Class 8 orders in April cleared 34,000, while the swollen backlog from months of strong demand kept them from going even higher, according to ACT Research Co., and others pointed to a parts supply chain under strain.
Orders reached 34,800, up 45% compared with 24,007 a year earlier, according to ACT, which cited a preliminary figure it would revise when final data was available.
April’s total broke a trend begun in the first quarter, in which each monthly volume had been above 40,000 — a pace that has never continued for more than three consecutive months, according to ACT, based on its 30 years of collecting industry statistics.
“The ability to deliver trucks this year is waning,” ACT Vice President Steve Tam told Transport Topics.
“A constraint both buyers and manufacturers face is the strong demand itself,” he said, although orders still were stronger than he had expected.
“If you want to order a truck today, you order it then fill in the blank, and at most of the truck makers, hopefully, it is late this year. With some models, it’s certainly next year,” Tam said. “I think that contributed to the slowdown. Folks aren’t ready to commit to that long-term of a prospect,” for taking delivery of a truck.
Instead, some buyers are turning to the used-truck market for late-model, low-mileage vehicles or else buying a new truck off a dealer’s lot, even if it is not what they would have spec’d in an order, he said.
Research firm FTR pegged the preliminary orders at 34,700.
“It looks like it could be a record year for production that is not a pre-buy year [for instance, ahead of new emissions regulations as happened in 2006], said Don Ake, FTR’s vice president of commercial vehicles.
“But we may not get to that point because of supplier issues,” he said.
A top executive at a key supplier agreed there were pinch points.
“I would say, as we typically see in strong upturns like this, we’re seeing [pinch points] in base forgings and castings,” Meritor Inc. CEO Jay Craig said in an earnings conference call with analysts in May.
“We actually are right now backfilling for some of our competitors. So, we’ve once again been asked to step in and been able to successfully do that. I think the entire industry is operating very close to capacity, which we are as well,” he said.
Ake said his contacts in the forging industry are saying they have never seen demand this high.
“They can’t keep up with demand. It is tremendous. That’s because, across the economy, everyone else [in addition to trucking] is ordering from these suppliers,” Ake said.
His sources told him they think it could get worse, he said.
Meanwhile, one fleet has placed orders for trucks powered by compressed natural gas because they fit its operations better than ones running on diesel.
AJR Trucking — a mail carrier based in Rancho Dominguez, Calif. — received the first new Cummins-Westport near-zero engine to come off the production line. The engine went into a T680 day cab from Kenworth Truck Co., a unit of Paccar Inc.

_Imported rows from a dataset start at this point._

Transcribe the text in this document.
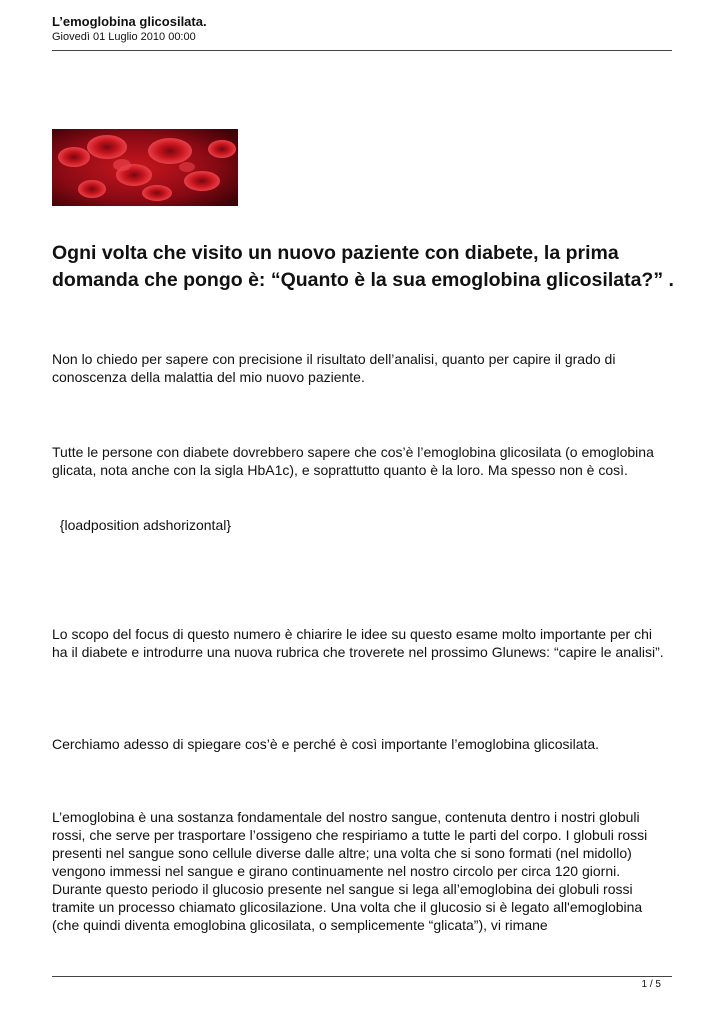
L’emoglobina glicosilata.
Giovedì 01 Luglio 2010 00:00
Ogni volta che visito un nuovo paziente con diabete, la prima domanda che pongo è: “Quanto è la sua emoglobina glicosilata?” .

Non lo chiedo per sapere con precisione il risultato dell’analisi, quanto per capire il grado di conoscenza della malattia del mio nuovo paziente.

Tutte le persone con diabete dovrebbero sapere che cos’è l’emoglobina glicosilata (o emoglobina glicata, nota anche con la sigla HbA1c), e soprattutto quanto è la loro. Ma spesso non è così.

{loadposition adshorizontal}

Lo scopo del focus di questo numero è chiarire le idee su questo esame molto importante per chi ha il diabete e introdurre una nuova rubrica che troverete nel prossimo Glunews: “capire le analisi”.

Cerchiamo adesso di spiegare cos’è e perché è così importante l’emoglobina glicosilata.

L’emoglobina è una sostanza fondamentale del nostro sangue, contenuta dentro i nostri globuli rossi, che serve per trasportare l’ossigeno che respiriamo a tutte le parti del corpo. I globuli rossi presenti nel sangue sono cellule diverse dalle altre; una volta che si sono formati (nel midollo) vengono immessi nel sangue e girano continuamente nel nostro circolo per circa 120 giorni. Durante questo periodo il glucosio presente nel sangue si lega all’emoglobina dei globuli rossi tramite un processo chiamato glicosilazione. Una volta che il glucosio si è legato all'emoglobina (che quindi diventa emoglobina glicosilata, o semplicemente “glicata”), vi rimane

1 / 5
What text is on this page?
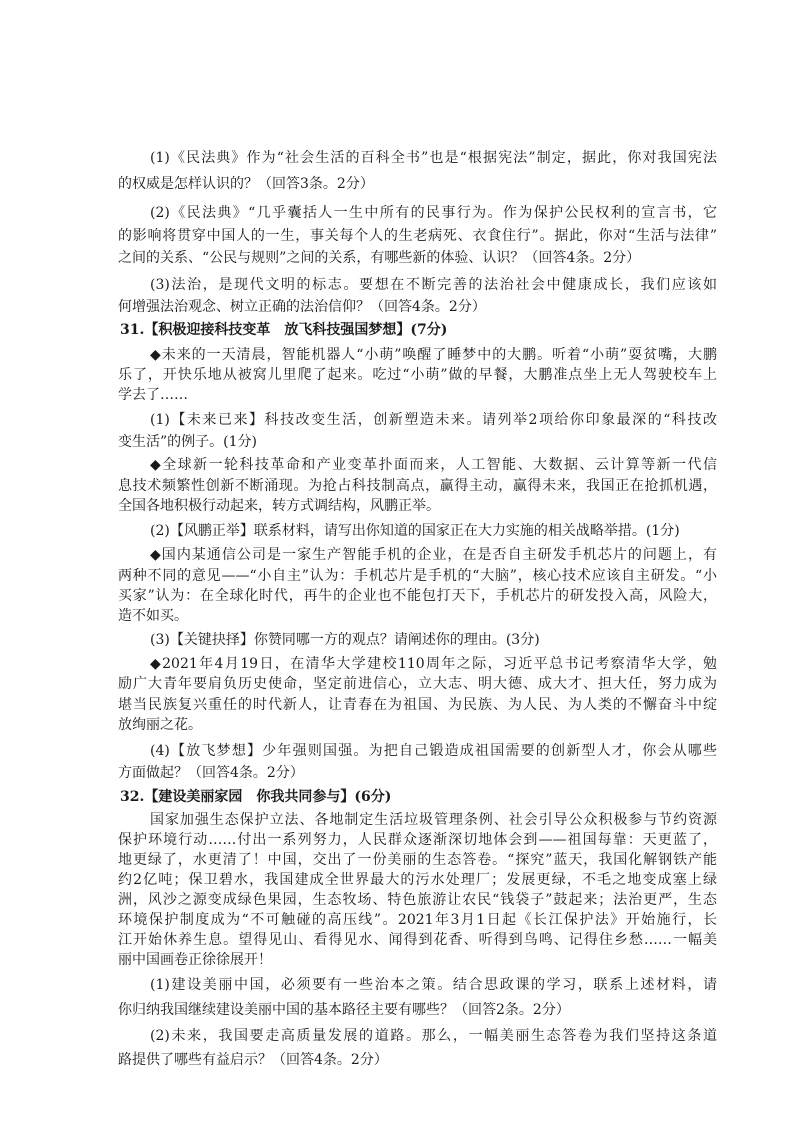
(1)《民法典》作为“社会生活的百科全书”也是“根据宪法”制定，据此，你对我国宪法
的权威是怎样认识的？（回答3条。2分）
(2)《民法典》“几乎囊括人一生中所有的民事行为。作为保护公民权利的宣言书，它
的影响将贯穿中国人的一生，事关每个人的生老病死、衣食住行”。据此，你对“生活与法律”
之间的关系、“公民与规则”之间的关系，有哪些新的体验、认识？（回答4条。2分）
(3)法治，是现代文明的标志。要想在不断完善的法治社会中健康成长，我们应该如
何增强法治观念、树立正确的法治信仰？（回答4条。2分）
31.【积极迎接科技变革　放飞科技强国梦想】(7分)
◆未来的一天清晨，智能机器人“小萌”唤醒了睡梦中的大鹏。听着“小萌”耍贫嘴，大鹏
乐了，开快乐地从被窝儿里爬了起来。吃过“小萌”做的早餐，大鹏准点坐上无人驾驶校车上
学去了……
(1)【未来已来】科技改变生活，创新塑造未来。请列举2项给你印象最深的“科技改
变生活”的例子。(1分)
◆全球新一轮科技革命和产业变革扑面而来，人工智能、大数据、云计算等新一代信
息技术频繁性创新不断涌现。为抢占科技制高点，赢得主动，赢得未来，我国正在抢抓机遇，
全国各地积极行动起来，转方式调结构，风鹏正举。
(2)【风鹏正举】联系材料，请写出你知道的国家正在大力实施的相关战略举措。(1分)
◆国内某通信公司是一家生产智能手机的企业，在是否自主研发手机芯片的问题上，有
两种不同的意见——“小自主”认为：手机芯片是手机的“大脑”，核心技术应该自主研发。“小
买家”认为：在全球化时代，再牛的企业也不能包打天下，手机芯片的研发投入高，风险大，
造不如买。
(3)【关键抉择】你赞同哪一方的观点？请阐述你的理由。(3分)
◆2021年4月19日，在清华大学建校110周年之际，习近平总书记考察清华大学，勉
励广大青年要肩负历史使命，坚定前进信心，立大志、明大德、成大才、担大任，努力成为
堪当民族复兴重任的时代新人，让青春在为祖国、为民族、为人民、为人类的不懈奋斗中绽
放绚丽之花。
(4)【放飞梦想】少年强则国强。为把自己锻造成祖国需要的创新型人才，你会从哪些
方面做起？（回答4条。2分）
32.【建设美丽家园　你我共同参与】(6分)
国家加强生态保护立法、各地制定生活垃圾管理条例、社会引导公众积极参与节约资源
保护环境行动……付出一系列努力，人民群众逐渐深切地体会到——祖国每靠：天更蓝了，
地更绿了，水更清了！中国，交出了一份美丽的生态答卷。“探究”蓝天，我国化解钢铁产能
约2亿吨；保卫碧水，我国建成全世界最大的污水处理厂；发展更绿，不毛之地变成塞上绿
洲，风沙之源变成绿色果园，生态牧场、特色旅游让农民“钱袋子”鼓起来；法治更严，生态
环境保护制度成为“不可触碰的高压线”。2021年3月1日起《长江保护法》开始施行，长
江开始休养生息。望得见山、看得见水、闻得到花香、听得到鸟鸣、记得住乡愁……一幅美
丽中国画卷正徐徐展开！
(1)建设美丽中国，必须要有一些治本之策。结合思政课的学习，联系上述材料，请
你归纳我国继续建设美丽中国的基本路径主要有哪些？（回答2条。2分）
(2)未来，我国要走高质量发展的道路。那么，一幅美丽生态答卷为我们坚持这条道
路提供了哪些有益启示？（回答4条。2分）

AJR ordered 20 T680s with the engines, with 40 more similar trucks, although possibly with sleepers, scheduled over the next year as it shifts to CNG and away from diesel engines, AJR Vice President Jack Khudikyan told Transport Topics.
“We don’t see ourselves buying new diesel trucks if CNG works because, between the [state] grants we have and the available CNG fueling locations, it’s more feasible in the long run to go with natural gas — especially in the port operation where you have be near-zero emissions by 2023,” Khudikyan said.
Khudikyan with the Kenworth truck containing the first Cummins-Westport near-zero engine by Roger Gilroy/Transport Topics.
A sister company, MDB Transportation, does drayage work at the ports of Los Angeles and Long Beach, Calif.
AJR operates 250 trucks, he said. MDB has 30 trucks.
The near-zero ISX12N engine meets the California Air Resources Board low nitrogen oxide standard of 0.02 gram per brake horsepower-hour — a 90% reduction from engines operating at current U.S. Environmental Protection Agency NOx limit of 0.2 gram standard.
If the grants, which were $100,000 per truck, cease, then he just gets the return over a longer period, with the return on investment increasing to five years — “which is still feasible” — compared with 18 to 24 months with a grant, Khudikyan said.
“It also has to do with the price of diesel. As diesel goes up, the quicker you get your return,” he added. The average retail price for diesel in California on May 7 was $3.863 a gallon, or 93.6 cents higher than a year earlier.